Permitting the growth of internet monopolies is a form of government censorship
Permitting the growth of monopolies is
a form of government censorship
/ / 12:50 PM MON JAN 6, 2020
In my latest Locus column, Inaction is a Form of Action,
I discuss how the US government's unwillingness to enforce its own
anti-monopoly laws has resulted in the dominance of a handful of giant tech
companies who get to decide what kind of speech is and isn't allowed -- that
is, how the USG's complicity in the creation of monopolies allows for a kind of
government censorship that somehow does not violate the First Amendment.
We're often told that "it's
not censorship when a private actor tells you to shut up on their own private
platform" -- but when the government decides not to create any public
spaces (say, by declining to create publicly owned internet infrastructure) and
then allows a handful of private companies to dominate the privately owned
world of online communications, then those companies' decisions about who may
speak and what they may say become a form of government speech regulation --
albeit one at arm's length.
I don't
think that the solution to this is regulating the tech platforms so they have
better speech rules -- I think it's breaking them up and forcing them to allow
interoperability, so that their speech rules no longer dictate what kind of
discourse we're allowed to have.
Imagine
two different restaurants: one prohibits any discussion of any subject the
management deems “political” and the other has no such restriction. It’s easy
to see that we’d say that you have more right to freely express yourself in the
Anything Goes Bistro than in the No Politics at the Table Diner across the
street.
Now, the
house rules at the No Politics at the Table Diner have implications for free
speech, but these are softened by the fact that you can always eat at the
Anything Goes Bistro, and, of course, you can always talk politics when you’re
not at a restaurant at all: on the public sidewalk (where the First Amendment
shields you from bans on political talk), in your own home, or even in the No
Politics Diner, assuming you can text covertly under the tablecloth when the
management isn’t looking.
Depending
on your town and its dining trends, the house rules at The No Politics Diner
might matter more or less. If No Politics has the best food in town and
everywhere else has a C rating from the health department, then the No Politics
Diner’s rules matter a lot more than if No Politics is a greasy spoon that no one
eats in if they can get a table elsewhere.
What
happens if some deep-pocketed private-equity types hit on a strategy to turn
The No Politics Diner into a citywide phenomenon? They merge The No Politics
Diner with all the other restaurants in town, spending like drunken sailors.

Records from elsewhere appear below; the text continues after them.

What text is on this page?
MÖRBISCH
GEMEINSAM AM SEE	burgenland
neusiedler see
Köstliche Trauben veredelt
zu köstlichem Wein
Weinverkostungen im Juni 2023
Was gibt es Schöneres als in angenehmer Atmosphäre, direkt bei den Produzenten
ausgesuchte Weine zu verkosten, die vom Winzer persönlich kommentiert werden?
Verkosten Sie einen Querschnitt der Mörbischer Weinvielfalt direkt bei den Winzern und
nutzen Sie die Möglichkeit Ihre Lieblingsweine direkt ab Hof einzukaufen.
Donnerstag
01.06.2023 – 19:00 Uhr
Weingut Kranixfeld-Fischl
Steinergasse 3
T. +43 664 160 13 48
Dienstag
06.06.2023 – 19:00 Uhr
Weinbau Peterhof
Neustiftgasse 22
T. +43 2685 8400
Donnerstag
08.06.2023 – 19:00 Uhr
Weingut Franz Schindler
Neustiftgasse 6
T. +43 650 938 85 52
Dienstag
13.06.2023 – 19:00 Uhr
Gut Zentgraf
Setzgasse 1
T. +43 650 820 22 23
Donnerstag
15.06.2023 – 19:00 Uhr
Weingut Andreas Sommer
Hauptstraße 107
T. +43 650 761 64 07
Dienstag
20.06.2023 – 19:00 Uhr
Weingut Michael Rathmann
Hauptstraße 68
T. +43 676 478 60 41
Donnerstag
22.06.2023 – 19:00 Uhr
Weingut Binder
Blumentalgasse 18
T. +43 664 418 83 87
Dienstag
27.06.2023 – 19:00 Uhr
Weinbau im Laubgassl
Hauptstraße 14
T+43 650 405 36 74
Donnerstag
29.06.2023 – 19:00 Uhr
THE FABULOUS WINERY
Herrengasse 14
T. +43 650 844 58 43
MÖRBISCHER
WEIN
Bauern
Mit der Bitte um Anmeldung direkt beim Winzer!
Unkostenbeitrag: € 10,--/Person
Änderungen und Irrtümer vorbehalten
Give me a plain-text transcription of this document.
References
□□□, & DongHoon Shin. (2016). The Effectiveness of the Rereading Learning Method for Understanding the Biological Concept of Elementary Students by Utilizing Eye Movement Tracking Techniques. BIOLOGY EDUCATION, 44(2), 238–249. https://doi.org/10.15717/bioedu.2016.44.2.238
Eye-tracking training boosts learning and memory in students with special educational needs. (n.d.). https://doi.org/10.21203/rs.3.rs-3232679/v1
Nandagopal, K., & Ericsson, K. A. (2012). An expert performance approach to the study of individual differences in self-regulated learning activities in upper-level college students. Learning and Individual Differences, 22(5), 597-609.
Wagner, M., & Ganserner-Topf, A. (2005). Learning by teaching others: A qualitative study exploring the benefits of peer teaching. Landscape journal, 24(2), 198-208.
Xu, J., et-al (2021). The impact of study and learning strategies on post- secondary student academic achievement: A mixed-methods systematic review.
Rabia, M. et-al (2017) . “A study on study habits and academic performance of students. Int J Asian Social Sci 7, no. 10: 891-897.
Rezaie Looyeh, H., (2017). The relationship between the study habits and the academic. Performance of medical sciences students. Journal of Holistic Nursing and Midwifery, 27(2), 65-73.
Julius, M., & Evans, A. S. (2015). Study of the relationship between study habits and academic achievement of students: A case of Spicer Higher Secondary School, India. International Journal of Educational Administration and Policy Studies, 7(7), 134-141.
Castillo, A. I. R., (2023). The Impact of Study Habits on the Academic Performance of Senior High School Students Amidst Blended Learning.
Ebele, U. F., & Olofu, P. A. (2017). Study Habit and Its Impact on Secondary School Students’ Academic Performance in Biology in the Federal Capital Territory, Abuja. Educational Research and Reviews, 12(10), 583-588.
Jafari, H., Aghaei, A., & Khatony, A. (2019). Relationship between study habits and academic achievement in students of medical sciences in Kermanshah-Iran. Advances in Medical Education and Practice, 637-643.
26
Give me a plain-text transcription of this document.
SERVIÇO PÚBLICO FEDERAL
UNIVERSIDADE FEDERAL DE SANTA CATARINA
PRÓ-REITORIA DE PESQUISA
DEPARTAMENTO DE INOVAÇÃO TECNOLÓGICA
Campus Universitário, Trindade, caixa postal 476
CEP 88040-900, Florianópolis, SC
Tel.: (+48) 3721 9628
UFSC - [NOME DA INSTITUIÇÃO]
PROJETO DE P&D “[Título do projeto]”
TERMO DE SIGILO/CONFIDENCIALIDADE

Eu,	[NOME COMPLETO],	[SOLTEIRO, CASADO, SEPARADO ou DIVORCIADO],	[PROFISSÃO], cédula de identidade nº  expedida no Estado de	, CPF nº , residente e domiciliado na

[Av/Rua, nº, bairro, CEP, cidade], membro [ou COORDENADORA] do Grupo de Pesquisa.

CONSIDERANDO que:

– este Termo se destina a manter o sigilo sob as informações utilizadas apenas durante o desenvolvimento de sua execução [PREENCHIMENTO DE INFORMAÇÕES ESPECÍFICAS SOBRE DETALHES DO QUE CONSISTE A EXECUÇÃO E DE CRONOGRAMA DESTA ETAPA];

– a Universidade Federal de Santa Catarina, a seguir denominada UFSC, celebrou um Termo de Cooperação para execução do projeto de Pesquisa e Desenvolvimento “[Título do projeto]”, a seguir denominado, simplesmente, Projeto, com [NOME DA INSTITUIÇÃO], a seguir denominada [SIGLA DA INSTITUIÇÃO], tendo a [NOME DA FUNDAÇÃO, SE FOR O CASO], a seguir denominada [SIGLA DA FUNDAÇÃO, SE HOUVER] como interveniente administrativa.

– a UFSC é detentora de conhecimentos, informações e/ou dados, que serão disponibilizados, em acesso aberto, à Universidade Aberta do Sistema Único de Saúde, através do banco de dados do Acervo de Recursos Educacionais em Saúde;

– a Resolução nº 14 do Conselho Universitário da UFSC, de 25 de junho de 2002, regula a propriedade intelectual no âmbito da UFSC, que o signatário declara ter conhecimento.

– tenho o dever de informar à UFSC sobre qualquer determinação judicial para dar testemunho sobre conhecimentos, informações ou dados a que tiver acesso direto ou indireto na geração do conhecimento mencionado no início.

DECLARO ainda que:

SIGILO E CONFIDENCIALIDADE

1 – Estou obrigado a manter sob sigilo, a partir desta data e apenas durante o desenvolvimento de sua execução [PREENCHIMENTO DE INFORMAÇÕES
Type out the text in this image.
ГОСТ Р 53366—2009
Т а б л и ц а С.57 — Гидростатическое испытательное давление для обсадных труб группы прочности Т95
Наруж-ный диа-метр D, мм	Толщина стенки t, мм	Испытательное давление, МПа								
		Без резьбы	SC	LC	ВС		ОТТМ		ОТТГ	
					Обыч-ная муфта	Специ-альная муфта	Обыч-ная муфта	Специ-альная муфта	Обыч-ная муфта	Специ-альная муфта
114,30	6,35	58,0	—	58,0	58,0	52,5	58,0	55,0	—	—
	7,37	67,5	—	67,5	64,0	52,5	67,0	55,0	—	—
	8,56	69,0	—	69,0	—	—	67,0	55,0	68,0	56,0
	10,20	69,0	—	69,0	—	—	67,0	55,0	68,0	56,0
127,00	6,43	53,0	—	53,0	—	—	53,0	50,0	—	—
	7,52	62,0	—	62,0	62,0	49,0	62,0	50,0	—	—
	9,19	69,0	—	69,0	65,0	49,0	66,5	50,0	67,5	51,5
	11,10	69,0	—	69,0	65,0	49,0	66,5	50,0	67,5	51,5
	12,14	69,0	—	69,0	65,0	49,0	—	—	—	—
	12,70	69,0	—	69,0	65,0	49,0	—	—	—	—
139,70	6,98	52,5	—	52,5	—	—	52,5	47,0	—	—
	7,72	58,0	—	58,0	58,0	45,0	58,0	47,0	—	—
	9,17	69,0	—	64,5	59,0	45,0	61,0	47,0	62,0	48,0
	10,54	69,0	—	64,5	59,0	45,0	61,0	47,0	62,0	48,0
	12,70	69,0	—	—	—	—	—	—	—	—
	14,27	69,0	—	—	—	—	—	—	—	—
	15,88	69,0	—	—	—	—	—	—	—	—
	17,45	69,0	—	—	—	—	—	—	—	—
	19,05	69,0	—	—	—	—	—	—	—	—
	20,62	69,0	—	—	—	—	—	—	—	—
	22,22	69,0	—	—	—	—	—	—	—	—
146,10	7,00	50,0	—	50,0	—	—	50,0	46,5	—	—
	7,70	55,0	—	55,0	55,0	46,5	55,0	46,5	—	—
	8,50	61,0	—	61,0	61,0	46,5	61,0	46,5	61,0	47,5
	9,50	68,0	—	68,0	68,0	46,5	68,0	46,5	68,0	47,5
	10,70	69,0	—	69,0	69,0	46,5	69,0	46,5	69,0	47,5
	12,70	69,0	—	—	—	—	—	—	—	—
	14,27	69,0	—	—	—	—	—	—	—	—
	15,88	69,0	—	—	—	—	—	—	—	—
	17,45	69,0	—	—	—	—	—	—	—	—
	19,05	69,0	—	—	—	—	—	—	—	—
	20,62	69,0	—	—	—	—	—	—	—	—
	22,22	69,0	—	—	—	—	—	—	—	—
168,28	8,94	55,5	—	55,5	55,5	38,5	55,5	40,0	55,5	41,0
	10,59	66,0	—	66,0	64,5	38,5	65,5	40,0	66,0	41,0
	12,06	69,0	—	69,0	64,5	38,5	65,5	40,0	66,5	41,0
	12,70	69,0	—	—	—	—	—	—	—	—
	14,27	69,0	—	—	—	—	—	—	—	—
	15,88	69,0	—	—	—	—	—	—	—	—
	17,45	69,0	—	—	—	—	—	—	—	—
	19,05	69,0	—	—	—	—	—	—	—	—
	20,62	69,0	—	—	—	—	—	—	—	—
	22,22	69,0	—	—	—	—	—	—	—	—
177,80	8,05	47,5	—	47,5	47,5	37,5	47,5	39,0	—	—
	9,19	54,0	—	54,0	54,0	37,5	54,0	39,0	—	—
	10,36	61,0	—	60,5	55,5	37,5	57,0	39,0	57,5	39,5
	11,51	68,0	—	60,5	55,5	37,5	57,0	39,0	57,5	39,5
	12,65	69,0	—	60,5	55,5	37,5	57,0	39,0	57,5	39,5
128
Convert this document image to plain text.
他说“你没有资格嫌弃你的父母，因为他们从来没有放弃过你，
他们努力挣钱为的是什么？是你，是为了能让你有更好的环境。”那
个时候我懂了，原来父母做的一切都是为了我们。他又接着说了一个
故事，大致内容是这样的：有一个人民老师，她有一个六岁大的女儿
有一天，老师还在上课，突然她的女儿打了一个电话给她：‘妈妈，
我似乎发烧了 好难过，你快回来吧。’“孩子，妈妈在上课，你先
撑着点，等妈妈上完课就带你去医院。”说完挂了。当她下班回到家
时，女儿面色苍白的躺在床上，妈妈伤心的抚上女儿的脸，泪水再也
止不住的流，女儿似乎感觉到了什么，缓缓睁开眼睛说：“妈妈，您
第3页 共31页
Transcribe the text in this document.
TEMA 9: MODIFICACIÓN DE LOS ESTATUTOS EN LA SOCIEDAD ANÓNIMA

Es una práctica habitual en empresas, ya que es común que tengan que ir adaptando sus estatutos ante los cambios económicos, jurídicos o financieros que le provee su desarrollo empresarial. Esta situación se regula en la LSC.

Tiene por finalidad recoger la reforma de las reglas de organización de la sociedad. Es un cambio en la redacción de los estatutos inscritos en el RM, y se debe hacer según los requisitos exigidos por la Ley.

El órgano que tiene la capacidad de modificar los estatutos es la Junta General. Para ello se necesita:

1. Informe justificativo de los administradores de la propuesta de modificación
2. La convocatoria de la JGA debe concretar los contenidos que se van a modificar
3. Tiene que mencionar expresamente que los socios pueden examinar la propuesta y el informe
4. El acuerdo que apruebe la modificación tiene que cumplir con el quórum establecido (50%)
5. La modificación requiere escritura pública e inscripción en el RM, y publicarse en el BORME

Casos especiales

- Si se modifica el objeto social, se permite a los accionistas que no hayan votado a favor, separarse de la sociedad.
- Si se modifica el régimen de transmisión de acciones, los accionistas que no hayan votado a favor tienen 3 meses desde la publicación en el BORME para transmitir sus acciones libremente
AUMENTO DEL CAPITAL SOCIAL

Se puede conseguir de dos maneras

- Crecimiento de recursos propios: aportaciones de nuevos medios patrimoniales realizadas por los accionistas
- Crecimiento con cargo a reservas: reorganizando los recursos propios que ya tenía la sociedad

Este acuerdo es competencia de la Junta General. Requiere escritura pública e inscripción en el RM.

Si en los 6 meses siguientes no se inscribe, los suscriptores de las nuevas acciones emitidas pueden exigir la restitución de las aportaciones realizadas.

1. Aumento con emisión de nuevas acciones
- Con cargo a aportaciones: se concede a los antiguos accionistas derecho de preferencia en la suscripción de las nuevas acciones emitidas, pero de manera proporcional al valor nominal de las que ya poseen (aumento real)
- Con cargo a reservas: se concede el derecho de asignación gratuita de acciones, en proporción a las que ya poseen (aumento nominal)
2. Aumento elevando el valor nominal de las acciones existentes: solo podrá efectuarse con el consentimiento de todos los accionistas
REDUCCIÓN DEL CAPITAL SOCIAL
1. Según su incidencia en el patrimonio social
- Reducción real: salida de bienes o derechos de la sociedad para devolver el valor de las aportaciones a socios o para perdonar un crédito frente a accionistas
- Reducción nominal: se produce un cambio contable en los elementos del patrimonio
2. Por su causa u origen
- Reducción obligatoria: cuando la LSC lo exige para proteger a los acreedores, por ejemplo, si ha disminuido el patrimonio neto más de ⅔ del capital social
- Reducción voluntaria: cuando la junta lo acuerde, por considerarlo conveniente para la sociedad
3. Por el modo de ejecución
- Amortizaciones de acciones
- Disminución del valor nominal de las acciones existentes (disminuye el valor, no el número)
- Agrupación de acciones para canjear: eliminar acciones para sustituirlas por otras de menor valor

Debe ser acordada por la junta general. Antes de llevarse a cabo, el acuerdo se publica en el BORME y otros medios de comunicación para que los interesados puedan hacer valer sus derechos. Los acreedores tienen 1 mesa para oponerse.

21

Once that’s accomplished, the NPD cartel goes after the remaining competition:
any holdouts, and anyone who tries to open a rival is given the chance to sell
out cheap, or be driven out of business. NPD has lots of ways to do this: for
example, they’ll open a rival on the same block and sell food below cost to
drive the refuseniks out of business (they’re not above sending spies to steal
their recipes, either!). Even though some people resent NPD and want to talk
politics, there’s not enough people willing to pay a premium for their dinner
to keep the Anything Goes Bistro in business.